Ich vermute, dass jeder seine eigene Balance finden muss, zwischen Arbeit und Faulsein. Ich brauche das Wochenende frei, zumindest den Sonntag (oder eben einen Tag in der Woche). Und mindestens eine Stunde am Tag, um nichts Produktives zu machen. Damit meine ich nicht sechs 10-Minuten-Pausen, die eine Stunde ergeben, sondern eine Stunde am Stück. Was ich in dieser Zeit mache, darf nicht irgendwie leistungsbezogen sein. Das könnte zum Beispiel mit Freunden rausgehen sein, lesen zum Vergnügen, Film schauen, rumhängen. Also im Grunde faul sein.

Oder auch fotografieren, schließlich mache ich das gern. Aber dann eben nur zum Spaß, das heißt, die Bilder müssen nicht einer Bewertung standhalten, auch nicht meiner eigenen. Sie müssen nicht irgendwelche Kriterien erfüllen außer, dass mir in dem Moment danach ist.

Was machst du gerne ohne Druck? Und planst du dir jeden Tag Zeit ein, um faul zu sein?

7 Replies to “Downtime”

  1. Thank you for sharing your insight!

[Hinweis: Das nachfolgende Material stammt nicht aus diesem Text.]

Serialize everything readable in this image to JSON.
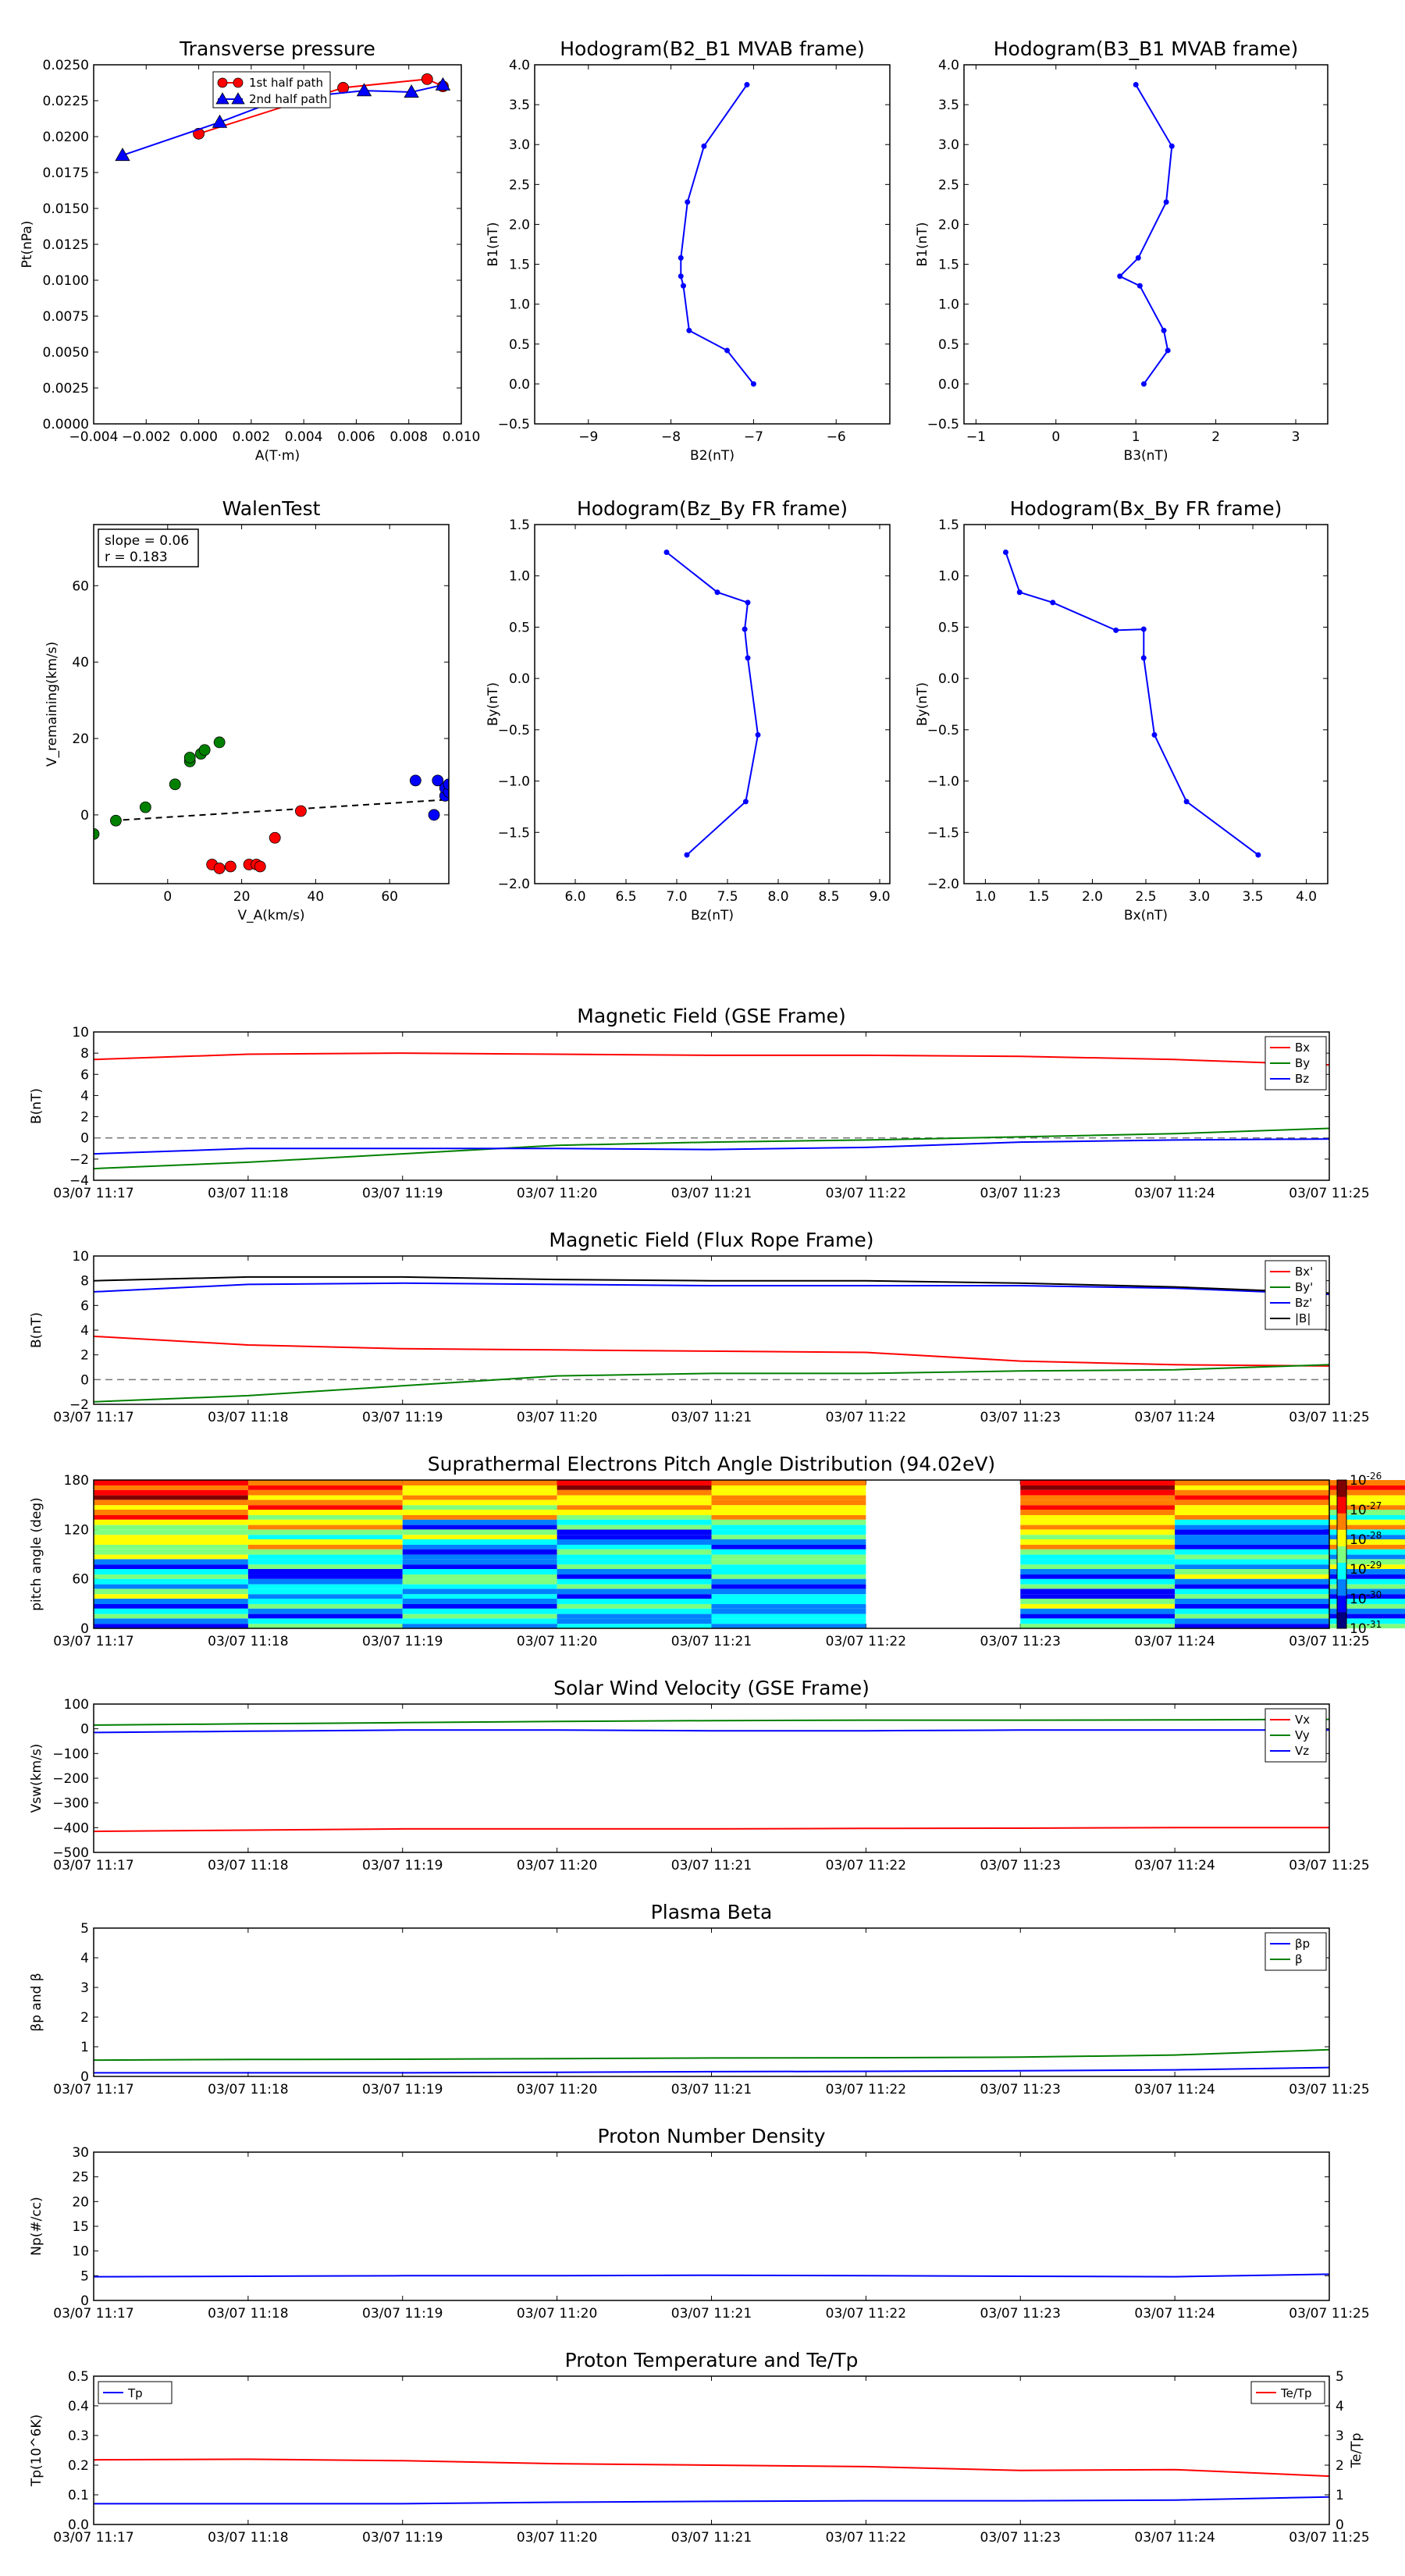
{
  "chart_data": [
    {
      "id": "transverse-pressure",
      "type": "line",
      "title": "Transverse pressure",
      "xlabel": "A(T·m)",
      "ylabel": "Pt(nPa)",
      "xlim": [
        -0.004,
        0.01
      ],
      "ylim": [
        0,
        0.025
      ],
      "xticks": [
        "−0.004",
        "−0.002",
        "0.000",
        "0.002",
        "0.004",
        "0.006",
        "0.008",
        "0.010"
      ],
      "yticks": [
        "0.0000",
        "0.0025",
        "0.0050",
        "0.0075",
        "0.0100",
        "0.0125",
        "0.0150",
        "0.0175",
        "0.0200",
        "0.0225",
        "0.0250"
      ],
      "legend": "top-center",
      "series": [
        {
          "name": "1st half path",
          "color": "#ff0000",
          "marker": "circle",
          "x": [
            0.0,
            0.0055,
            0.0087,
            0.0093
          ],
          "y": [
            0.0202,
            0.0234,
            0.024,
            0.0235
          ]
        },
        {
          "name": "2nd half path",
          "color": "#0000ff",
          "marker": "triangle",
          "x": [
            -0.0029,
            0.0008,
            0.0031,
            0.0063,
            0.0081,
            0.0093
          ],
          "y": [
            0.0187,
            0.021,
            0.0226,
            0.0232,
            0.0231,
            0.0236
          ]
        }
      ]
    },
    {
      "id": "hodogram-b2-b1",
      "type": "line",
      "title": "Hodogram(B2_B1 MVAB frame)",
      "xlabel": "B2(nT)",
      "ylabel": "B1(nT)",
      "xlim": [
        -9.65,
        -5.35
      ],
      "ylim": [
        -0.5,
        4.0
      ],
      "xticks": [
        "−9",
        "−8",
        "−7",
        "−6"
      ],
      "yticks": [
        "−0.5",
        "0.0",
        "0.5",
        "1.0",
        "1.5",
        "2.0",
        "2.5",
        "3.0",
        "3.5",
        "4.0"
      ],
      "series": [
        {
          "color": "#0000ff",
          "x": [
            -7.0,
            -7.32,
            -7.78,
            -7.85,
            -7.88,
            -7.88,
            -7.8,
            -7.6,
            -7.08
          ],
          "y": [
            0.0,
            0.42,
            0.67,
            1.23,
            1.35,
            1.58,
            2.28,
            2.98,
            3.75
          ]
        }
      ]
    },
    {
      "id": "hodogram-b3-b1",
      "type": "line",
      "title": "Hodogram(B3_B1 MVAB frame)",
      "xlabel": "B3(nT)",
      "ylabel": "B1(nT)",
      "xlim": [
        -1.15,
        3.4
      ],
      "ylim": [
        -0.5,
        4.0
      ],
      "xticks": [
        "−1",
        "0",
        "1",
        "2",
        "3"
      ],
      "yticks": [
        "−0.5",
        "0.0",
        "0.5",
        "1.0",
        "1.5",
        "2.0",
        "2.5",
        "3.0",
        "3.5",
        "4.0"
      ],
      "series": [
        {
          "color": "#0000ff",
          "x": [
            1.1,
            1.4,
            1.35,
            1.05,
            0.8,
            1.03,
            1.38,
            1.45,
            1.0
          ],
          "y": [
            0.0,
            0.42,
            0.67,
            1.23,
            1.35,
            1.58,
            2.28,
            2.98,
            3.75
          ]
        }
      ]
    },
    {
      "id": "walen-test",
      "type": "scatter",
      "title": "WalenTest",
      "xlabel": "V_A(km/s)",
      "ylabel": "V_remaining(km/s)",
      "xlim": [
        -20,
        76
      ],
      "ylim": [
        -18,
        76
      ],
      "xticks": [
        "0",
        "20",
        "40",
        "60"
      ],
      "yticks": [
        "0",
        "20",
        "40",
        "60"
      ],
      "annotation": [
        "slope = 0.06",
        "r = 0.183"
      ],
      "fit_line": {
        "x": [
          -15,
          76
        ],
        "y": [
          -1.5,
          4.0
        ],
        "color": "#000000"
      },
      "series": [
        {
          "color": "#008000",
          "x": [
            -20,
            -14,
            -6,
            2,
            6,
            6,
            9,
            10,
            14
          ],
          "y": [
            -5,
            -1.5,
            2,
            8,
            14,
            15,
            16,
            17,
            19
          ]
        },
        {
          "color": "#ff0000",
          "x": [
            12,
            14,
            17,
            22,
            24,
            25,
            29,
            36
          ],
          "y": [
            -13,
            -14,
            -13.5,
            -13,
            -13,
            -13.5,
            -6,
            1
          ]
        },
        {
          "color": "#0000ff",
          "x": [
            67,
            72,
            73,
            75,
            75,
            76,
            76
          ],
          "y": [
            9,
            0,
            9,
            5,
            7,
            6,
            8
          ]
        }
      ]
    },
    {
      "id": "hodogram-bz-by",
      "type": "line",
      "title": "Hodogram(Bz_By FR frame)",
      "xlabel": "Bz(nT)",
      "ylabel": "By(nT)",
      "xlim": [
        5.6,
        9.1
      ],
      "ylim": [
        -2.0,
        1.5
      ],
      "xticks": [
        "6.0",
        "6.5",
        "7.0",
        "7.5",
        "8.0",
        "8.5",
        "9.0"
      ],
      "yticks": [
        "−2.0",
        "−1.5",
        "−1.0",
        "−0.5",
        "0.0",
        "0.5",
        "1.0",
        "1.5"
      ],
      "series": [
        {
          "color": "#0000ff",
          "x": [
            7.1,
            7.68,
            7.8,
            7.7,
            7.67,
            7.7,
            7.4,
            6.9
          ],
          "y": [
            -1.72,
            -1.2,
            -0.55,
            0.2,
            0.48,
            0.74,
            0.84,
            1.23
          ]
        }
      ]
    },
    {
      "id": "hodogram-bx-by",
      "type": "line",
      "title": "Hodogram(Bx_By FR frame)",
      "xlabel": "Bx(nT)",
      "ylabel": "By(nT)",
      "xlim": [
        0.8,
        4.2
      ],
      "ylim": [
        -2.0,
        1.5
      ],
      "xticks": [
        "1.0",
        "1.5",
        "2.0",
        "2.5",
        "3.0",
        "3.5",
        "4.0"
      ],
      "yticks": [
        "−2.0",
        "−1.5",
        "−1.0",
        "−0.5",
        "0.0",
        "0.5",
        "1.0",
        "1.5"
      ],
      "series": [
        {
          "color": "#0000ff",
          "x": [
            3.55,
            2.88,
            2.58,
            2.48,
            2.48,
            2.22,
            1.63,
            1.32,
            1.19
          ],
          "y": [
            -1.72,
            -1.2,
            -0.55,
            0.2,
            0.48,
            0.47,
            0.74,
            0.84,
            1.23
          ]
        }
      ]
    },
    {
      "id": "magnetic-field-gse",
      "type": "line",
      "title": "Magnetic Field (GSE Frame)",
      "ylabel": "B(nT)",
      "x": [
        "03/07 11:17",
        "03/07 11:18",
        "03/07 11:19",
        "03/07 11:20",
        "03/07 11:21",
        "03/07 11:22",
        "03/07 11:23",
        "03/07 11:24",
        "03/07 11:25"
      ],
      "ylim": [
        -4,
        10
      ],
      "yticks": [
        "−4",
        "−2",
        "0",
        "2",
        "4",
        "6",
        "8",
        "10"
      ],
      "zero_line": true,
      "legend": "top-right",
      "series": [
        {
          "name": "Bx",
          "color": "#ff0000",
          "values": [
            7.4,
            7.9,
            8.0,
            7.9,
            7.8,
            7.8,
            7.7,
            7.4,
            6.9
          ]
        },
        {
          "name": "By",
          "color": "#008000",
          "values": [
            -2.9,
            -2.3,
            -1.5,
            -0.7,
            -0.4,
            -0.2,
            0.1,
            0.4,
            0.9
          ]
        },
        {
          "name": "Bz",
          "color": "#0000ff",
          "values": [
            -1.5,
            -1.0,
            -1.0,
            -1.0,
            -1.1,
            -0.9,
            -0.4,
            -0.2,
            -0.1
          ]
        }
      ]
    },
    {
      "id": "magnetic-field-flux-rope",
      "type": "line",
      "title": "Magnetic Field (Flux Rope Frame)",
      "ylabel": "B(nT)",
      "x": [
        "03/07 11:17",
        "03/07 11:18",
        "03/07 11:19",
        "03/07 11:20",
        "03/07 11:21",
        "03/07 11:22",
        "03/07 11:23",
        "03/07 11:24",
        "03/07 11:25"
      ],
      "ylim": [
        -2,
        10
      ],
      "yticks": [
        "−2",
        "0",
        "2",
        "4",
        "6",
        "8",
        "10"
      ],
      "zero_line": true,
      "legend": "top-right",
      "series": [
        {
          "name": "Bx'",
          "color": "#ff0000",
          "values": [
            3.5,
            2.8,
            2.5,
            2.4,
            2.3,
            2.2,
            1.5,
            1.2,
            1.1
          ]
        },
        {
          "name": "By'",
          "color": "#008000",
          "values": [
            -1.8,
            -1.3,
            -0.5,
            0.3,
            0.5,
            0.5,
            0.7,
            0.8,
            1.2
          ]
        },
        {
          "name": "Bz'",
          "color": "#0000ff",
          "values": [
            7.1,
            7.7,
            7.8,
            7.7,
            7.6,
            7.6,
            7.6,
            7.4,
            6.9
          ]
        },
        {
          "name": "|B|",
          "color": "#000000",
          "values": [
            8.0,
            8.3,
            8.3,
            8.1,
            8.0,
            8.0,
            7.8,
            7.5,
            7.0
          ]
        }
      ]
    },
    {
      "id": "pitch-angle-distribution",
      "type": "heatmap",
      "title": "Suprathermal Electrons Pitch Angle Distribution (94.02eV)",
      "ylabel": "pitch angle (deg)",
      "x": [
        "03/07 11:17",
        "03/07 11:18",
        "03/07 11:19",
        "03/07 11:20",
        "03/07 11:21",
        "03/07 11:22",
        "03/07 11:23",
        "03/07 11:24",
        "03/07 11:25"
      ],
      "ylim": [
        0,
        180
      ],
      "yticks": [
        "0",
        "60",
        "120",
        "180"
      ],
      "colorbar": {
        "ticks": [
          "10-31",
          "10-30",
          "10-29",
          "10-28",
          "10-27",
          "10-26"
        ],
        "colors": [
          "#00007f",
          "#0000ff",
          "#007fff",
          "#00ffff",
          "#7fff7f",
          "#ffff00",
          "#ff7f00",
          "#ff0000",
          "#7f0000"
        ]
      },
      "empty_columns": [
        5
      ],
      "bins_per_column": 15,
      "pattern": [
        [
          2,
          3,
          2,
          4,
          3,
          3,
          2,
          4,
          5,
          4,
          5,
          6,
          6,
          7,
          7
        ],
        [
          3,
          2,
          3,
          3,
          2,
          1,
          3,
          4,
          5,
          4,
          5,
          5,
          6,
          6,
          6
        ],
        [
          3,
          3,
          2,
          2,
          4,
          3,
          2,
          1,
          3,
          4,
          2,
          5,
          5,
          5,
          6
        ],
        [
          2,
          3,
          3,
          2,
          3,
          2,
          3,
          4,
          2,
          1,
          3,
          5,
          5,
          6,
          7
        ],
        [
          3,
          2,
          3,
          2,
          2,
          3,
          4,
          3,
          2,
          3,
          4,
          5,
          6,
          5,
          6
        ],
        [
          3,
          2,
          4,
          1,
          3,
          2,
          3,
          4,
          5,
          5,
          5,
          6,
          6,
          7,
          7
        ],
        [
          2,
          3,
          2,
          3,
          2,
          4,
          3,
          3,
          2,
          1,
          3,
          5,
          6,
          6,
          6
        ],
        [
          3,
          2,
          3,
          2,
          3,
          2,
          4,
          3,
          5,
          3,
          5,
          4,
          5,
          6,
          6
        ]
      ]
    },
    {
      "id": "solar-wind-velocity",
      "type": "line",
      "title": "Solar Wind Velocity (GSE Frame)",
      "ylabel": "Vsw(km/s)",
      "x": [
        "03/07 11:17",
        "03/07 11:18",
        "03/07 11:19",
        "03/07 11:20",
        "03/07 11:21",
        "03/07 11:22",
        "03/07 11:23",
        "03/07 11:24",
        "03/07 11:25"
      ],
      "ylim": [
        -500,
        100
      ],
      "yticks": [
        "−500",
        "−400",
        "−300",
        "−200",
        "−100",
        "0",
        "100"
      ],
      "legend": "top-right",
      "series": [
        {
          "name": "Vx",
          "color": "#ff0000",
          "values": [
            -415,
            -410,
            -405,
            -405,
            -405,
            -403,
            -402,
            -400,
            -400
          ]
        },
        {
          "name": "Vy",
          "color": "#008000",
          "values": [
            15,
            20,
            25,
            30,
            33,
            35,
            35,
            36,
            38
          ]
        },
        {
          "name": "Vz",
          "color": "#0000ff",
          "values": [
            -15,
            -10,
            -5,
            -5,
            -8,
            -8,
            -5,
            -5,
            -5
          ]
        }
      ]
    },
    {
      "id": "plasma-beta",
      "type": "line",
      "title": "Plasma Beta",
      "ylabel": "βp and β",
      "x": [
        "03/07 11:17",
        "03/07 11:18",
        "03/07 11:19",
        "03/07 11:20",
        "03/07 11:21",
        "03/07 11:22",
        "03/07 11:23",
        "03/07 11:24",
        "03/07 11:25"
      ],
      "ylim": [
        0,
        5
      ],
      "yticks": [
        "0",
        "1",
        "2",
        "3",
        "4",
        "5"
      ],
      "legend": "top-right",
      "series": [
        {
          "name": "βp",
          "color": "#0000ff",
          "values": [
            0.12,
            0.12,
            0.12,
            0.14,
            0.16,
            0.17,
            0.19,
            0.22,
            0.3
          ]
        },
        {
          "name": "β",
          "color": "#008000",
          "values": [
            0.55,
            0.57,
            0.58,
            0.6,
            0.62,
            0.63,
            0.65,
            0.72,
            0.9
          ]
        }
      ]
    },
    {
      "id": "proton-number-density",
      "type": "line",
      "title": "Proton Number Density",
      "ylabel": "Np(#/cc)",
      "x": [
        "03/07 11:17",
        "03/07 11:18",
        "03/07 11:19",
        "03/07 11:20",
        "03/07 11:21",
        "03/07 11:22",
        "03/07 11:23",
        "03/07 11:24",
        "03/07 11:25"
      ],
      "ylim": [
        0,
        30
      ],
      "yticks": [
        "0",
        "5",
        "10",
        "15",
        "20",
        "25",
        "30"
      ],
      "series": [
        {
          "color": "#0000ff",
          "values": [
            4.8,
            4.9,
            5.0,
            5.0,
            5.1,
            5.0,
            4.9,
            4.8,
            5.3
          ]
        }
      ]
    },
    {
      "id": "proton-temperature",
      "type": "line",
      "title": "Proton Temperature and Te/Tp",
      "ylabel": "Tp(10^6K)",
      "ylabel_right": "Te/Tp",
      "x": [
        "03/07 11:17",
        "03/07 11:18",
        "03/07 11:19",
        "03/07 11:20",
        "03/07 11:21",
        "03/07 11:22",
        "03/07 11:23",
        "03/07 11:24",
        "03/07 11:25"
      ],
      "ylim": [
        0,
        0.5
      ],
      "yticks": [
        "0.0",
        "0.1",
        "0.2",
        "0.3",
        "0.4",
        "0.5"
      ],
      "ylim_right": [
        0,
        5
      ],
      "yticks_right": [
        "0",
        "1",
        "2",
        "3",
        "4",
        "5"
      ],
      "series": [
        {
          "name": "Tp",
          "axis": "left",
          "color": "#0000ff",
          "values": [
            0.07,
            0.07,
            0.07,
            0.075,
            0.078,
            0.08,
            0.08,
            0.082,
            0.093
          ]
        },
        {
          "name": "Te/Tp",
          "axis": "right",
          "color": "#ff0000",
          "values": [
            2.18,
            2.2,
            2.15,
            2.05,
            2.0,
            1.95,
            1.82,
            1.85,
            1.63
          ]
        }
      ]
    }
  ]
}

I agree that if we don’t schedule downtime on our calendar, it will never happen and we will burn out. I appreciate this reminder! Downtime helps recharge our brains.

    RE: What do you enjoy doing without any pressure? And do you set aside time for downtime every day?

    I enjoy playing the ukelele – learning as a beginner, walking around my neighborhood without any technology to unplug. Sometimes intending to do NOTHING is hard! How about you?

    I think our brains are wired to keep being distracted or doing something, since technology became part of out personal lives – let alone attached to our bodies like smart watches. Downtime could mean different things to anyone though. 🙂 mine is literally not using technology.

    1. Hi Patsy, thanks so much for your smart comment! It`s so beautiful that you`re playing the ukelele!! – That`s exactly what I meant: doing something for pure joy, not for some sort of success or because you feel like you should do it. And you made such a good point there: Not using technology is such a clever way to unwind and recharge!! So true: When I use my downtime to watch stuff on a screen – and be it just looking at pictures – as soon as a screen is involved, I sometimes don`t really feel like I`ve “lived” that time at all. Generally, my main downtime activities are reading books that I find enjoyable (these are usually books that a literature professor would look down on;-), going out to take pictures for fun, and seeing friends I love. My main struggle is to actually stick to doing these “just for fun” things every day – and not to tell myself: “Well this is not so important, I `ve got so much urgent stuff to do, I can do that tomorrow .. ” (And tomorrow the same … ) Spending time deliberately away from any technology is such a good exercise! Oh, btw I remember having listened to a brilliant audiobook “Time and how to spend it” by James Wallman – I can totally recommend it if you`re interested in this kind of stuff. He suggests leaving the house without a phone now and then, for example when meeting up with friends. And instead of calling them when arriving at the pub “Where are you sitting?” just go and look for them – a whole new adventure 😉 Thanks again for your insight anyway!! Have a happy day:-)

      1. Hi Nadine! You’re very welcome and thank you for your thoughtful reply and audiobook suggestion. That’s wonderful you read for leisure — I struggle finishing a book. I’m sure reading a lot no matter the content, has influenced your writing in creative and inspirational ways.

        I LOVE the idea of finding the party instead of texting/calling prior. In the information age, we’re so used to having information available so often, that living in uncertainty causes discomfort at times. Thank you again, and yes, have a happy day as well!

        1. Thanks Patsy, and I`m sure you would finish books with ease if you find the right ones for you 🙂 In my experience, it`s a different experience when you read something because you “should” read something or because it`s supposed to be a “good book” vs. when you want to read something just because you like how it`s written or because you like the world the book is telling you about.

          1. I appreciate your encouragement! I agree with you; I was in middle reading a book the other night just for sake of reading. It does feel more enjoyable than thinking of such ways as you mentioned. Cheers!